摘要

Objective: To provide an overview on the current status of emerging therapies for hereditary angioedema (HAE) in the United States.
Data Sources: Summary statements were obtained from each pharmaceutical company regarding their agent.
Study Selection: Each agent is undergoing or has completed phase 3, double-blind, placebo-controlled trials.
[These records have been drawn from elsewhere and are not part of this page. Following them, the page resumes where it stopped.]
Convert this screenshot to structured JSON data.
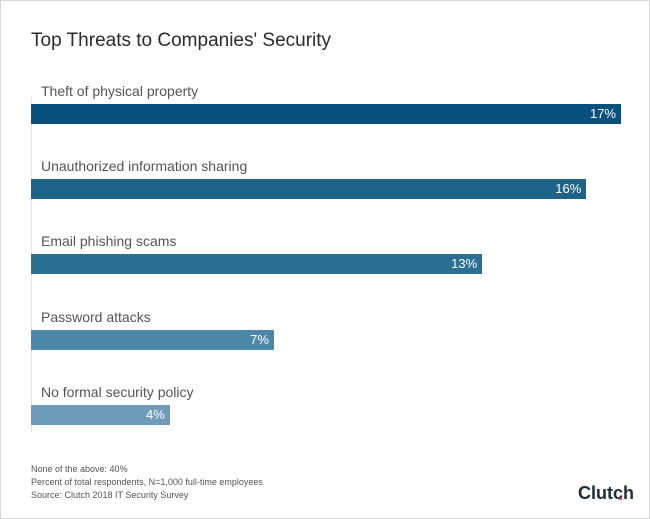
{
  "chart_data": {
    "type": "bar",
    "orientation": "horizontal",
    "title": "Top Threats to Companies' Security",
    "categories": [
      "Theft of physical property",
      "Unauthorized information sharing",
      "Email phishing scams",
      "Password attacks",
      "No formal security policy"
    ],
    "values": [
      17,
      16,
      13,
      7,
      4
    ],
    "data_labels": [
      "17%",
      "16%",
      "13%",
      "7%",
      "4%"
    ],
    "colors": [
      "#0a507c",
      "#1e6489",
      "#2b6f93",
      "#4d87a8",
      "#6e9bb8"
    ],
    "xlim": [
      0,
      17
    ],
    "grid": false,
    "legend": "none"
  },
  "footer": {
    "notes": [
      "None of the above: 40%",
      "Percent of total respondents, N=1,000 full-time employees",
      "Source: Clutch 2018 IT Security Survey"
    ],
    "logo": "Clutch"
  }
}
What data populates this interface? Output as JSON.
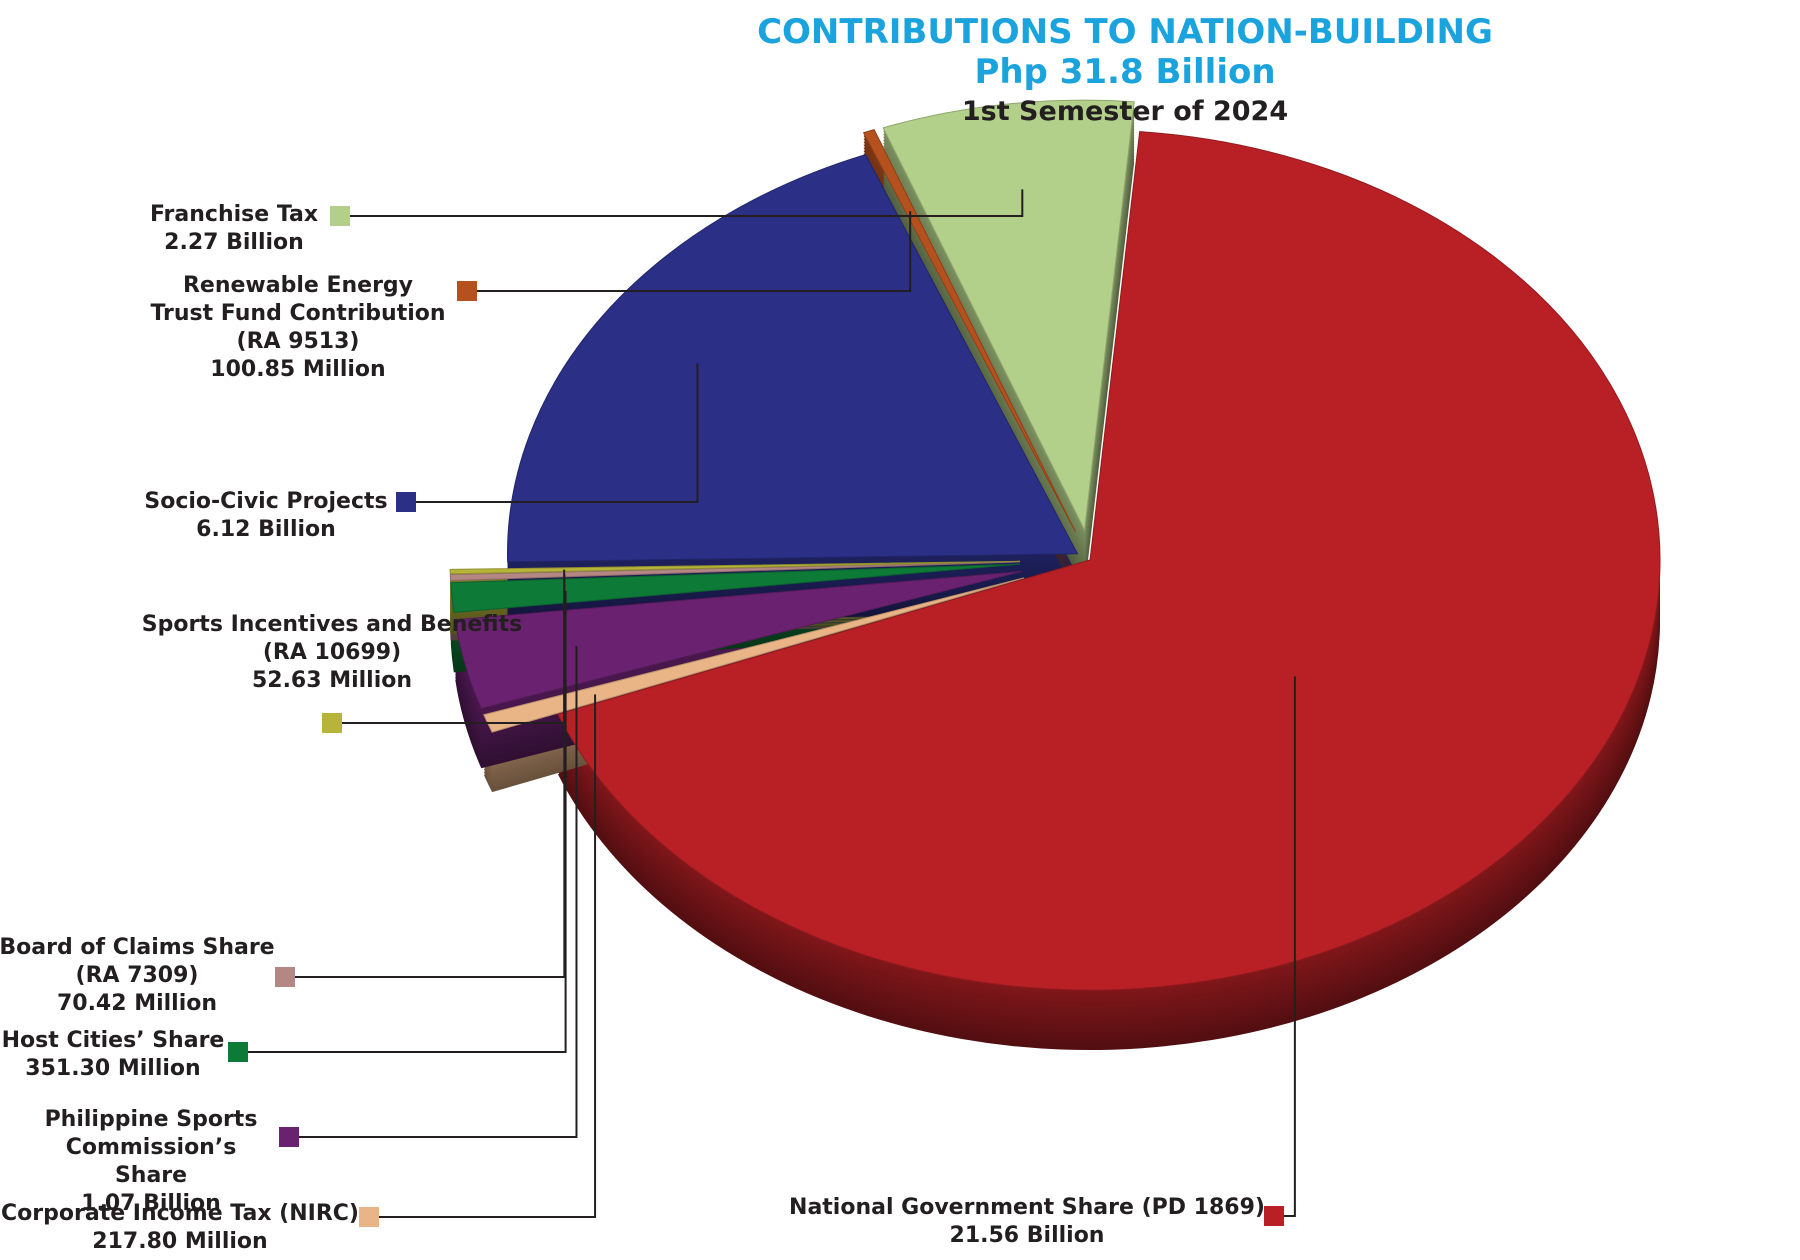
{
  "chart_data": {
    "type": "pie",
    "title": "CONTRIBUTIONS TO NATION-BUILDING",
    "subtitle": "Php 31.8 Billion",
    "period": "1st Semester of 2024",
    "categories": [
      "National Government Share (PD 1869)",
      "Corporate Income Tax (NIRC)",
      "Philippine Sports Commission’s Share",
      "Host Cities’ Share",
      "Board of Claims Share (RA 7309)",
      "Sports Incentives and Benefits (RA 10699)",
      "Socio-Civic Projects",
      "Renewable Energy Trust Fund Contribution (RA 9513)",
      "Franchise Tax"
    ],
    "values": [
      21560,
      217.8,
      1070,
      351.3,
      70.42,
      52.63,
      6120,
      100.85,
      2270
    ],
    "value_labels": [
      "21.56 Billion",
      "217.80 Million",
      "1.07 Billion",
      "351.30 Million",
      "70.42 Million",
      "52.63 Million",
      "6.12 Billion",
      "100.85 Million",
      "2.27 Billion"
    ],
    "colors": [
      "#b82025",
      "#e9b486",
      "#6a2270",
      "#0e7a38",
      "#b48784",
      "#b7b43a",
      "#2b2f86",
      "#b5501f",
      "#b3d08a"
    ]
  }
}
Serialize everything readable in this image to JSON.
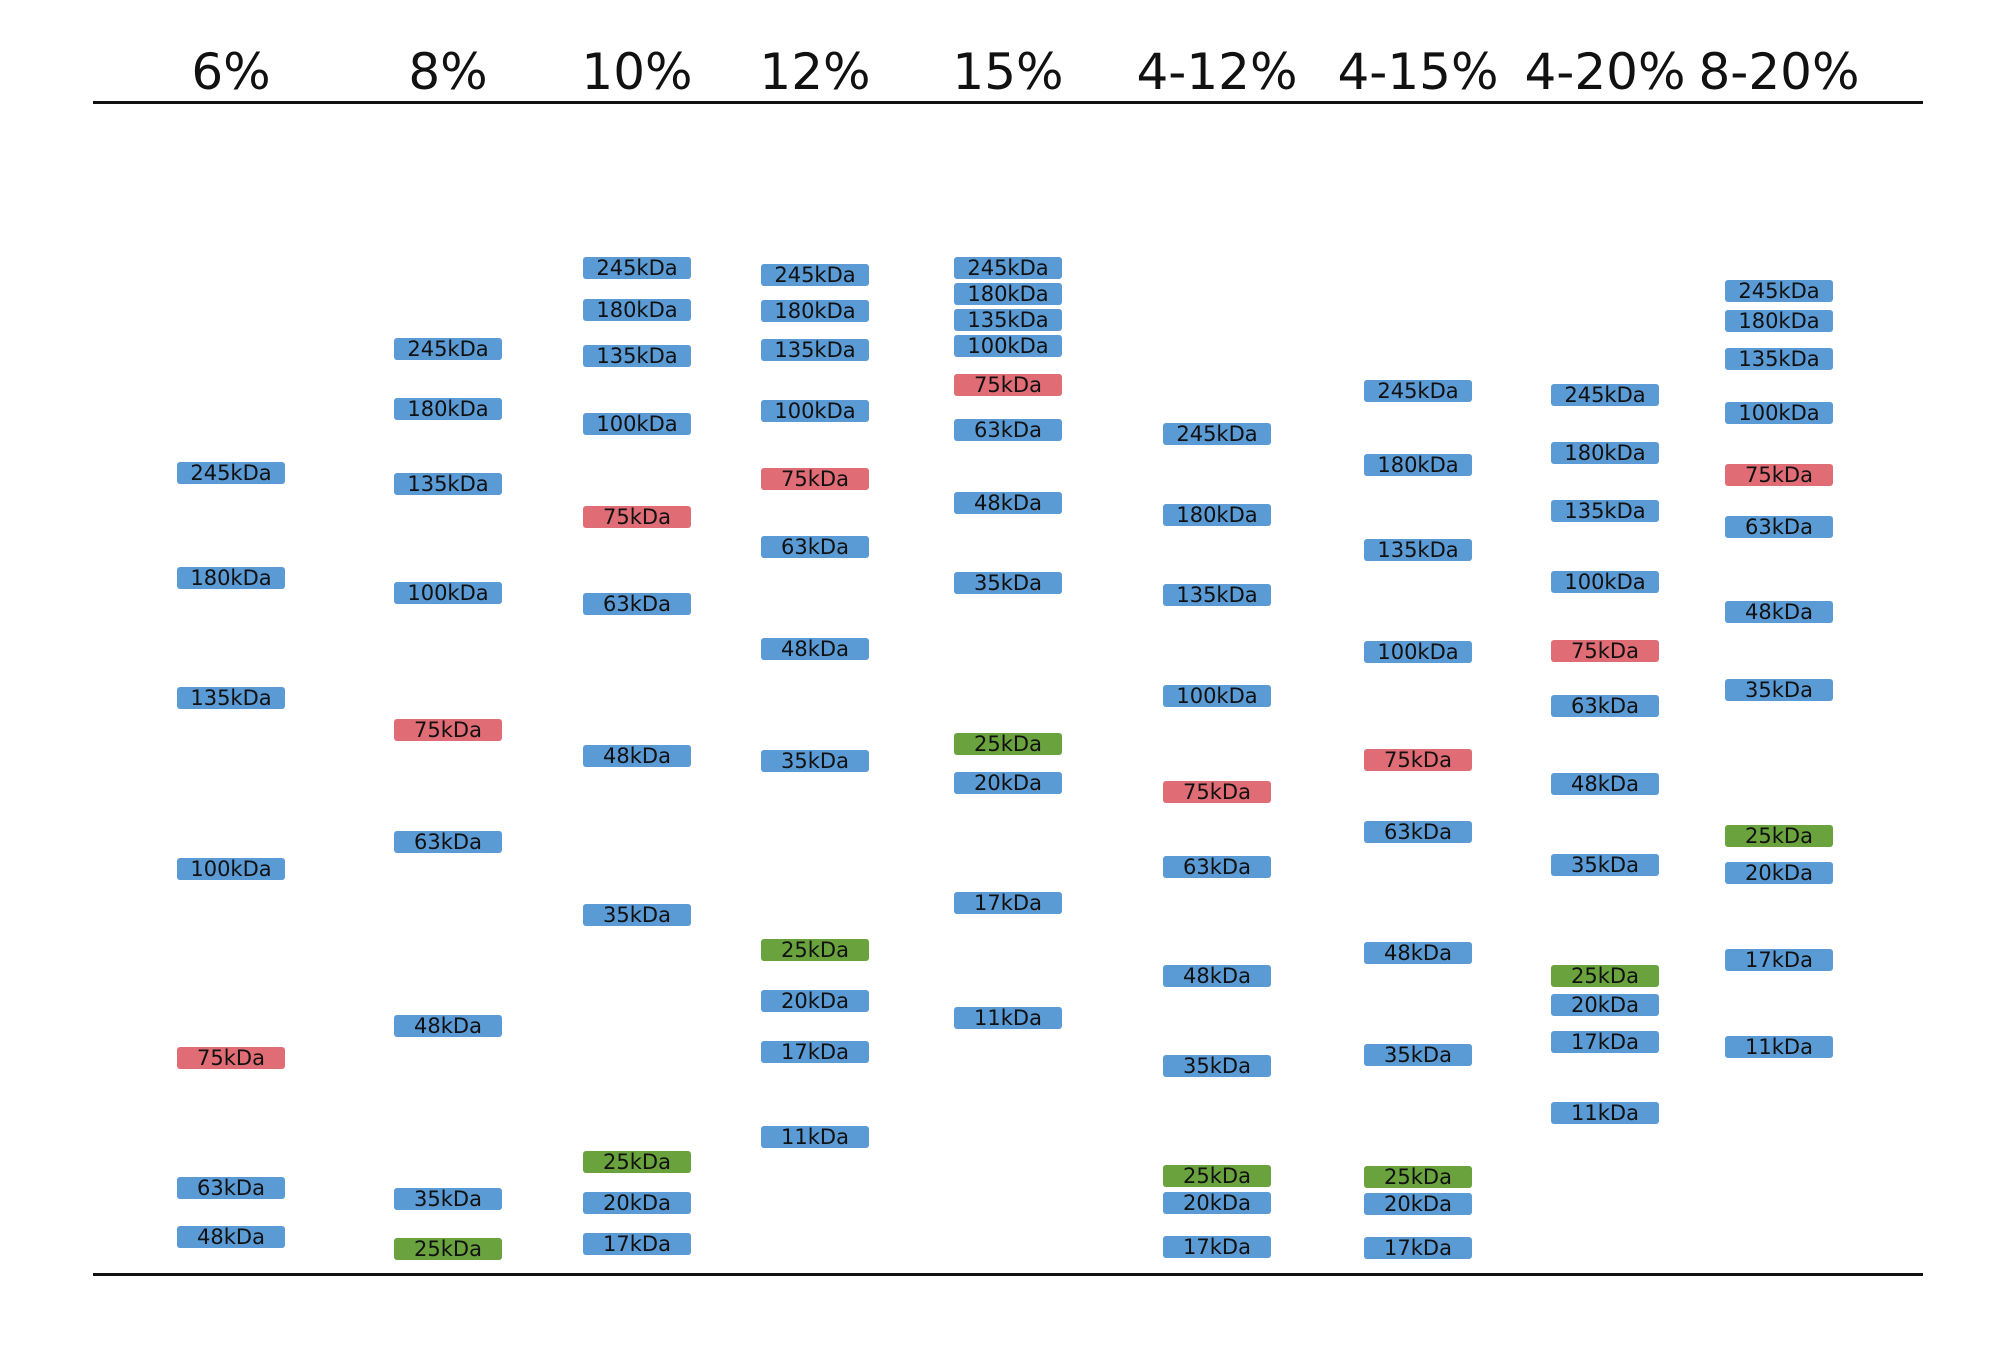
{
  "colors": {
    "standard": "#5b9bd5",
    "reference_75kDa": "#e06c75",
    "reference_25kDa": "#6aa33d"
  },
  "lanes": [
    {
      "label": "6%",
      "markers": [
        {
          "text": "245kDa",
          "kind": "standard",
          "mw": 245
        },
        {
          "text": "180kDa",
          "kind": "standard",
          "mw": 180
        },
        {
          "text": "135kDa",
          "kind": "standard",
          "mw": 135
        },
        {
          "text": "100kDa",
          "kind": "standard",
          "mw": 100
        },
        {
          "text": "75kDa",
          "kind": "reference_75kDa",
          "mw": 75
        },
        {
          "text": "63kDa",
          "kind": "standard",
          "mw": 63
        },
        {
          "text": "48kDa",
          "kind": "standard",
          "mw": 48
        }
      ]
    },
    {
      "label": "8%",
      "markers": [
        {
          "text": "245kDa",
          "kind": "standard",
          "mw": 245
        },
        {
          "text": "180kDa",
          "kind": "standard",
          "mw": 180
        },
        {
          "text": "135kDa",
          "kind": "standard",
          "mw": 135
        },
        {
          "text": "100kDa",
          "kind": "standard",
          "mw": 100
        },
        {
          "text": "75kDa",
          "kind": "reference_75kDa",
          "mw": 75
        },
        {
          "text": "63kDa",
          "kind": "standard",
          "mw": 63
        },
        {
          "text": "48kDa",
          "kind": "standard",
          "mw": 48
        },
        {
          "text": "35kDa",
          "kind": "standard",
          "mw": 35
        },
        {
          "text": "25kDa",
          "kind": "reference_25kDa",
          "mw": 25
        }
      ]
    },
    {
      "label": "10%",
      "markers": [
        {
          "text": "245kDa",
          "kind": "standard",
          "mw": 245
        },
        {
          "text": "180kDa",
          "kind": "standard",
          "mw": 180
        },
        {
          "text": "135kDa",
          "kind": "standard",
          "mw": 135
        },
        {
          "text": "100kDa",
          "kind": "standard",
          "mw": 100
        },
        {
          "text": "75kDa",
          "kind": "reference_75kDa",
          "mw": 75
        },
        {
          "text": "63kDa",
          "kind": "standard",
          "mw": 63
        },
        {
          "text": "48kDa",
          "kind": "standard",
          "mw": 48
        },
        {
          "text": "35kDa",
          "kind": "standard",
          "mw": 35
        },
        {
          "text": "25kDa",
          "kind": "reference_25kDa",
          "mw": 25
        },
        {
          "text": "20kDa",
          "kind": "standard",
          "mw": 20
        },
        {
          "text": "17kDa",
          "kind": "standard",
          "mw": 17
        }
      ]
    },
    {
      "label": "12%",
      "markers": [
        {
          "text": "245kDa",
          "kind": "standard",
          "mw": 245
        },
        {
          "text": "180kDa",
          "kind": "standard",
          "mw": 180
        },
        {
          "text": "135kDa",
          "kind": "standard",
          "mw": 135
        },
        {
          "text": "100kDa",
          "kind": "standard",
          "mw": 100
        },
        {
          "text": "75kDa",
          "kind": "reference_75kDa",
          "mw": 75
        },
        {
          "text": "63kDa",
          "kind": "standard",
          "mw": 63
        },
        {
          "text": "48kDa",
          "kind": "standard",
          "mw": 48
        },
        {
          "text": "35kDa",
          "kind": "standard",
          "mw": 35
        },
        {
          "text": "25kDa",
          "kind": "reference_25kDa",
          "mw": 25
        },
        {
          "text": "20kDa",
          "kind": "standard",
          "mw": 20
        },
        {
          "text": "17kDa",
          "kind": "standard",
          "mw": 17
        },
        {
          "text": "11kDa",
          "kind": "standard",
          "mw": 11
        }
      ]
    },
    {
      "label": "15%",
      "markers": [
        {
          "text": "245kDa",
          "kind": "standard",
          "mw": 245
        },
        {
          "text": "180kDa",
          "kind": "standard",
          "mw": 180
        },
        {
          "text": "135kDa",
          "kind": "standard",
          "mw": 135
        },
        {
          "text": "100kDa",
          "kind": "standard",
          "mw": 100
        },
        {
          "text": "75kDa",
          "kind": "reference_75kDa",
          "mw": 75
        },
        {
          "text": "63kDa",
          "kind": "standard",
          "mw": 63
        },
        {
          "text": "48kDa",
          "kind": "standard",
          "mw": 48
        },
        {
          "text": "35kDa",
          "kind": "standard",
          "mw": 35
        },
        {
          "text": "25kDa",
          "kind": "reference_25kDa",
          "mw": 25
        },
        {
          "text": "20kDa",
          "kind": "standard",
          "mw": 20
        },
        {
          "text": "17kDa",
          "kind": "standard",
          "mw": 17
        },
        {
          "text": "11kDa",
          "kind": "standard",
          "mw": 11
        }
      ]
    },
    {
      "label": "4-12%",
      "markers": [
        {
          "text": "245kDa",
          "kind": "standard",
          "mw": 245
        },
        {
          "text": "180kDa",
          "kind": "standard",
          "mw": 180
        },
        {
          "text": "135kDa",
          "kind": "standard",
          "mw": 135
        },
        {
          "text": "100kDa",
          "kind": "standard",
          "mw": 100
        },
        {
          "text": "75kDa",
          "kind": "reference_75kDa",
          "mw": 75
        },
        {
          "text": "63kDa",
          "kind": "standard",
          "mw": 63
        },
        {
          "text": "48kDa",
          "kind": "standard",
          "mw": 48
        },
        {
          "text": "35kDa",
          "kind": "standard",
          "mw": 35
        },
        {
          "text": "25kDa",
          "kind": "reference_25kDa",
          "mw": 25
        },
        {
          "text": "20kDa",
          "kind": "standard",
          "mw": 20
        },
        {
          "text": "17kDa",
          "kind": "standard",
          "mw": 17
        }
      ]
    },
    {
      "label": "4-15%",
      "markers": [
        {
          "text": "245kDa",
          "kind": "standard",
          "mw": 245
        },
        {
          "text": "180kDa",
          "kind": "standard",
          "mw": 180
        },
        {
          "text": "135kDa",
          "kind": "standard",
          "mw": 135
        },
        {
          "text": "100kDa",
          "kind": "standard",
          "mw": 100
        },
        {
          "text": "75kDa",
          "kind": "reference_75kDa",
          "mw": 75
        },
        {
          "text": "63kDa",
          "kind": "standard",
          "mw": 63
        },
        {
          "text": "48kDa",
          "kind": "standard",
          "mw": 48
        },
        {
          "text": "35kDa",
          "kind": "standard",
          "mw": 35
        },
        {
          "text": "25kDa",
          "kind": "reference_25kDa",
          "mw": 25
        },
        {
          "text": "20kDa",
          "kind": "standard",
          "mw": 20
        },
        {
          "text": "17kDa",
          "kind": "standard",
          "mw": 17
        }
      ]
    },
    {
      "label": "4-20%",
      "markers": [
        {
          "text": "245kDa",
          "kind": "standard",
          "mw": 245
        },
        {
          "text": "180kDa",
          "kind": "standard",
          "mw": 180
        },
        {
          "text": "135kDa",
          "kind": "standard",
          "mw": 135
        },
        {
          "text": "100kDa",
          "kind": "standard",
          "mw": 100
        },
        {
          "text": "75kDa",
          "kind": "reference_75kDa",
          "mw": 75
        },
        {
          "text": "63kDa",
          "kind": "standard",
          "mw": 63
        },
        {
          "text": "48kDa",
          "kind": "standard",
          "mw": 48
        },
        {
          "text": "35kDa",
          "kind": "standard",
          "mw": 35
        },
        {
          "text": "25kDa",
          "kind": "reference_25kDa",
          "mw": 25
        },
        {
          "text": "20kDa",
          "kind": "standard",
          "mw": 20
        },
        {
          "text": "17kDa",
          "kind": "standard",
          "mw": 17
        },
        {
          "text": "11kDa",
          "kind": "standard",
          "mw": 11
        }
      ]
    },
    {
      "label": "8-20%",
      "markers": [
        {
          "text": "245kDa",
          "kind": "standard",
          "mw": 245
        },
        {
          "text": "180kDa",
          "kind": "standard",
          "mw": 180
        },
        {
          "text": "135kDa",
          "kind": "standard",
          "mw": 135
        },
        {
          "text": "100kDa",
          "kind": "standard",
          "mw": 100
        },
        {
          "text": "75kDa",
          "kind": "reference_75kDa",
          "mw": 75
        },
        {
          "text": "63kDa",
          "kind": "standard",
          "mw": 63
        },
        {
          "text": "48kDa",
          "kind": "standard",
          "mw": 48
        },
        {
          "text": "35kDa",
          "kind": "standard",
          "mw": 35
        },
        {
          "text": "25kDa",
          "kind": "reference_25kDa",
          "mw": 25
        },
        {
          "text": "20kDa",
          "kind": "standard",
          "mw": 20
        },
        {
          "text": "17kDa",
          "kind": "standard",
          "mw": 17
        },
        {
          "text": "11kDa",
          "kind": "standard",
          "mw": 11
        }
      ]
    }
  ]
}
Results: Berinert P, a purified, virus-inactivated, human plasma-derived Cl inhibitor (C1-INH) concentrate, is being investigated in 2 international, multicenter, prospective trials. Experience with this agent in Europe and Canada indicates it is effective and safe. Cinryze is a nanofiltered C1-INH replacement therapy demonstrated to be effective and safe in acute and prophylactic arms of a phase 3, double-blind, placebo-controlled study. Rhucin, a recombinant human C1-INH replacement therapy from transgenic rabbits, has been shown to be effective and safe in phase 2 and phase 2/3 studies, with an additional phase 3 study ongoing. DX-88 or ecallantide, a potent and specific inhibitor of plasma kallikrein, achieved all primary and secondary efficacy end points in a placebo-controlled, double-blind, phase 3 study, with a second phase 3 study ongoing. Icatibant, a potent and specific peptidomimetic bradykinin 2 receptor antagonist, was studied in 2 phase 3 trials: FAST I (For Angioedema Subcutaneous Treatment) did not achieve statistical significance for the primary end point but did so for secondary end points, whereas FAST 2 achieved statistical significance for primary and secondary end points.
Conclusions: The future treatment of HAE in the United States appears promising based on progress being made in drug development for this orphan disease.